In answering those questions, the supervisor noted that all funds from in-lieu-of-parking agreements go directly into “a dedicated fund that can only be spent on maintaining, improving and extending our public parking.” He recalled use of funds for “the lot off Tannery Brook Road and some blacktopping at the Community Center” on Rock City Road, and added that funds may also be used for some blacktopping and delineation of handicapped spaces at the Mountainview Lot.
“The town has the ability to have a yearly maintenance fee but we’ve had no discussion of that,” McKenna added.
Planning Board secretary Fernandez filled in details of the town’s parking policies that she could. In-lieu-of fees were one time only, she said, upped to a level of $900 per space, and $450 for any outdoor seats, last autumn (those amounts, she added, started out at $100 per space 28 years ago). The referred-to annual maintenance fees were still at $0.
“Enforcement occurs in the process of an applicant being referred to the planning board for an action such as site plan review,” she continued. “We look to see if a space has any credits paid for in the past — the Joyous Lake, say, had all its needed spaces paid for over the years; each instance is unique. Changes in use from retail or residential to a restaurant, say, always carry some paid-for spaces. In the final round, everyone has to have parking, or pay for parking, by the time the planning board signs off on their review process.”
Fernandez added that people could also ask for an installment schedule, while adding that such things were only okayed, and enforced, by the town board.
As for the amounts of money raised to date by the town’s parking fund, and how it’s been spent, the planning board secretary added that the town board, and McKenna, would do better trying to answer that.
“A number of years ago we lowered the amount per space to spur economic development, from $700 back down to $100,” McKenna said. “When we raised it back to $900 we figured it was a ballpark figure similar to the cost for a parking space.”
“I take it there’s money for new parking,” Fernandez added. “But you need the land first to do anything.

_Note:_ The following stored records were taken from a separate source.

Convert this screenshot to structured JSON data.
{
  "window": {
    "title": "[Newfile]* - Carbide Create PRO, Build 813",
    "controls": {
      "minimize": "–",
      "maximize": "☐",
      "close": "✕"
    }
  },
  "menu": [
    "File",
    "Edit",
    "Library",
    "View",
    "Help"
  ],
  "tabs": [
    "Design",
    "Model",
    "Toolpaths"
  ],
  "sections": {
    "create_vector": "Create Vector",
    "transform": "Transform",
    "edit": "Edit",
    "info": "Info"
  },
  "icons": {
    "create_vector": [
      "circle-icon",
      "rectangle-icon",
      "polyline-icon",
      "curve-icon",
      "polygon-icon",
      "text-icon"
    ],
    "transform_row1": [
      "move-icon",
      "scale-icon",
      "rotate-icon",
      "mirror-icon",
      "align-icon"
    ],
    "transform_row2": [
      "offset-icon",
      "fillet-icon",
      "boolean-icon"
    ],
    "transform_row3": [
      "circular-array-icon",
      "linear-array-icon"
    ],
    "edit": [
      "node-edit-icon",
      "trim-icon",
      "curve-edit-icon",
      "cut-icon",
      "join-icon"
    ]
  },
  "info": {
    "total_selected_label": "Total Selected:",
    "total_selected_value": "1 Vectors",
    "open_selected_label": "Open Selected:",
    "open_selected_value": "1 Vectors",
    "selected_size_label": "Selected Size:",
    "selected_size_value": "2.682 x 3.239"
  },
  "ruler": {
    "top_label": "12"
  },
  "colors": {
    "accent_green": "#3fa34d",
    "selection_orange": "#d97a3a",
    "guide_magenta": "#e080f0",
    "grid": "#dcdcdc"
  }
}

That’s where the problem lies.”
Town bookkeeper Pam Boyle later noted that the dedicated parking fund current has $21,730.49, with its last noted withdrawal being $20,000 for the Upper Comeau parking lot in 2011.
Top issue in town
Shultis reiterated his thoughts about parking being the town’s number one issue, and something that made Woodstock’s long struggle to upgrade its comprehensive plan more urgent. He brought up situations, such as at the Woodstock Playhouse, where no parking was required as a way of helping the once-outdoor venue get on its feet, or the amounts paid by an entity like that wine bar — $15,000 — looking odd next to the new restaurant at the Joyous Lake’s not having to pay anything.
“The amounts people are paying are not enough. The actual cost of making a new parking space is closer to $2000 per space, and that’s if there is land,” Shultis added. “Each night we okay 20 more cars to the traffic problem we already have here demonstrates a lack of good planning. We have to get a grip on what we’re doing.”
Shultis added how he and other planning board members hear regularly from architects about parking problems in other towns, from Kingston to New Paltz, from Rhinebeck to Hudson. In every town, he adds. Maybe the idea of a shuttle bus moving around Woodstock, as McKenna and current planning board chairman John LaValle proposed in an earlier article in this series, is a viable idea. But that, too, would involve new parking to shuttle to and from, somewhere.
“Right now there’s no one in front of us at the planning board,” Shultis reiterated, noting a surfeit in new retail and restaurant projects…for the moment. “It really could be a good time to study this issue for real.”